Henry Charles Bukowski (born Heinrich Karl Bukowski; August 16, 1920 – March 9, 1994) was a German-born American poet, novelist, and short story writer.

His writing was influenced by the social, cultural, and economic ambience of his home city of Los Angeles. His work addresses the ordinary lives of poor Americans, the act of writing, alcohol, relationships with women, and the drudgery of work. Bukowski wrote thousands of poems, hundreds of short stories and six novels, eventually publishing over 60 books. The FBI kept a file on him as a result of his column, Notes of a Dirty Old Man, in the LA underground newspaper Open City.

In 1986 Time called Bukowski a "laureate of American lowlife". Regarding Bukowski's enduring popular appeal, Adam Kirsch of The New Yorker wrote, "the secret of Bukowski's appeal. . . [is that] he combines the confessional poet's promise of intimacy with the larger-than-life aplomb of a pulp-fiction hero."

Family and early years

Charles Bukowski was born as Heinrich Karl Bukowski in Andernach, Germany, to Heinrich (Henry) Bukowski, a German-American in the U.S. army of occupation after World War I who remained in Germany after his army service, and Katharina (née Fett). His paternal grandfather Leonard Bukowski, an ethnic German, had immigrated to America from the German Empire in the 1880s. In Cleveland, Leonard met Emilie Krause, also a German, who had emigrated from Danzig, Germany (today Gdańsk, Poland). They married and settled in Pasadena. He worked as a successful carpenter. The couple had four children, including Heinrich (Henry), Charles Bukowski's father. Katharina Bukowski was the daughter of Wilhelm Fett and Nannette Israel.

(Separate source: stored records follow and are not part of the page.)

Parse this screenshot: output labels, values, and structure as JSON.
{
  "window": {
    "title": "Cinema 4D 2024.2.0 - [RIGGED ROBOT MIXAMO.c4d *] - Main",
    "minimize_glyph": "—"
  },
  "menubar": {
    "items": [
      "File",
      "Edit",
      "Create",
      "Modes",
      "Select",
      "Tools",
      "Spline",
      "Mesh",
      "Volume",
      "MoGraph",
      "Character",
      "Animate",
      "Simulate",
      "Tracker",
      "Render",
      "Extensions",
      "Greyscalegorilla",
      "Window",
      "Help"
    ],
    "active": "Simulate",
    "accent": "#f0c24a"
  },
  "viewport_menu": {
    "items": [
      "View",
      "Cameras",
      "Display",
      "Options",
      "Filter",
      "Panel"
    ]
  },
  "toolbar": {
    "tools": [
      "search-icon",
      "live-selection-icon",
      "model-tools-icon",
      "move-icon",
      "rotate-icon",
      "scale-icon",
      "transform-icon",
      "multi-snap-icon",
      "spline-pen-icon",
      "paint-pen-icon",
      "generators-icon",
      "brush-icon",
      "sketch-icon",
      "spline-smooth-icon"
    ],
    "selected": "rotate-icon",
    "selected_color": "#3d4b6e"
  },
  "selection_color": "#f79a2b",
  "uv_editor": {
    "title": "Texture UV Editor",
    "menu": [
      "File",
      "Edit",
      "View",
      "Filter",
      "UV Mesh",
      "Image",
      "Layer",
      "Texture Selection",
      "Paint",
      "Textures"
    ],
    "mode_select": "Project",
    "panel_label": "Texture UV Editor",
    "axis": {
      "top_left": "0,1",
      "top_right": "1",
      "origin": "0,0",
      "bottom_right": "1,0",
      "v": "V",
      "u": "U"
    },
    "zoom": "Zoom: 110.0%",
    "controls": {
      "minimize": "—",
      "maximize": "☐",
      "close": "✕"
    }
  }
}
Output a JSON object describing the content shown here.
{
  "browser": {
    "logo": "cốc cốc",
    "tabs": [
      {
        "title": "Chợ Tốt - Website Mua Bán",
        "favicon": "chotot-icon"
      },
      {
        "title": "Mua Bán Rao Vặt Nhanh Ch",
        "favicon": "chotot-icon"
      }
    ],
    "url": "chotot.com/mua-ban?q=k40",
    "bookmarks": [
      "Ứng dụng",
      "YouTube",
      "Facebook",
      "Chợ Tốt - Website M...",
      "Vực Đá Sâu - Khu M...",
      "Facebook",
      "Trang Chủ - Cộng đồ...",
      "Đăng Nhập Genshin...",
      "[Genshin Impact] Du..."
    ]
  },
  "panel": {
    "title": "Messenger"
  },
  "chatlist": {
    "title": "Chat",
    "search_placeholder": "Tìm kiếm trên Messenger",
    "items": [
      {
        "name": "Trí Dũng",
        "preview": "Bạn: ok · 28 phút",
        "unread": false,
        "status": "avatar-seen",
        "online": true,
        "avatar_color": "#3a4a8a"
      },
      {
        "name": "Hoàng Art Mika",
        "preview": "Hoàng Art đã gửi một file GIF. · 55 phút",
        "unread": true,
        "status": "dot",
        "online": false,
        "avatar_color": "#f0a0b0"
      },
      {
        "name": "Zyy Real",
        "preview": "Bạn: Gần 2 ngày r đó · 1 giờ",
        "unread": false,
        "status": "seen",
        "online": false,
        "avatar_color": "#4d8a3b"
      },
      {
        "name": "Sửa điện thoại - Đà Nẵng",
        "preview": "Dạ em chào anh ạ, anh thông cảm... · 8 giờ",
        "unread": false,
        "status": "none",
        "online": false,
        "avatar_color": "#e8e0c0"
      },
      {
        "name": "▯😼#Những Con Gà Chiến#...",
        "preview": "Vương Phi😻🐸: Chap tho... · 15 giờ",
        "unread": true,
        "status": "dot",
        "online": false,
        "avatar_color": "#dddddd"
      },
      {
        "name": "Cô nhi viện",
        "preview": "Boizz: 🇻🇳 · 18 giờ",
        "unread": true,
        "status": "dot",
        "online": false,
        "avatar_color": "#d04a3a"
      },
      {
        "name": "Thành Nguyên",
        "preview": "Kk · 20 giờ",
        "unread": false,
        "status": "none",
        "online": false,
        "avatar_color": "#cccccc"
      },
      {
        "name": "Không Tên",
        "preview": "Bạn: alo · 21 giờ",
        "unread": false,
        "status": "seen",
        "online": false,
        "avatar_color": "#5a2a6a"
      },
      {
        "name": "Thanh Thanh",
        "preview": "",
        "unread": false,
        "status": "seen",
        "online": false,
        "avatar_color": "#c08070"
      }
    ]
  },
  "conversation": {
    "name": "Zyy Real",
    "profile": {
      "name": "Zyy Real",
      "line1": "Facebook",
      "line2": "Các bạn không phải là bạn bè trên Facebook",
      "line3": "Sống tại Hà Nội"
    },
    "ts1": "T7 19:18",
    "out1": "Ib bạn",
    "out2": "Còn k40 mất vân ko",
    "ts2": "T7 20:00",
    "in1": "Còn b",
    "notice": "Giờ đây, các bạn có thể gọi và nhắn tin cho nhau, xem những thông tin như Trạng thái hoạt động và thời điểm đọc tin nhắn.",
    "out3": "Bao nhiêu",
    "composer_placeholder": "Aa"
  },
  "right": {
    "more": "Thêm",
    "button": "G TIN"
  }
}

Bukowski's parents met in Andernach in Germany following World War I. The poet's father was German-American and a sergeant in the United States Army serving in Germany following Germany's defeat in 1918. He had an affair with Katharina, a German friend's sister, and she became pregnant. Charles Bukowski repeatedly claimed to be born out of wedlock, but Andernach marital records indicate that his parents married one month before his birth. Afterwards, Henry Bukowski became a building contractor, set to make great financial gains in the aftermath of the war, and after two years moved the family to Pfaffendorf. However, given the crippling reparations being required of Germany, which led to a stagnant economy and high levels of inflation, Henry Bukowski was unable to make a living, so he decided to move the family to the United States. On April 23rd, 1923, they sailed from Bremerhaven to Baltimore, Maryland, where they settled.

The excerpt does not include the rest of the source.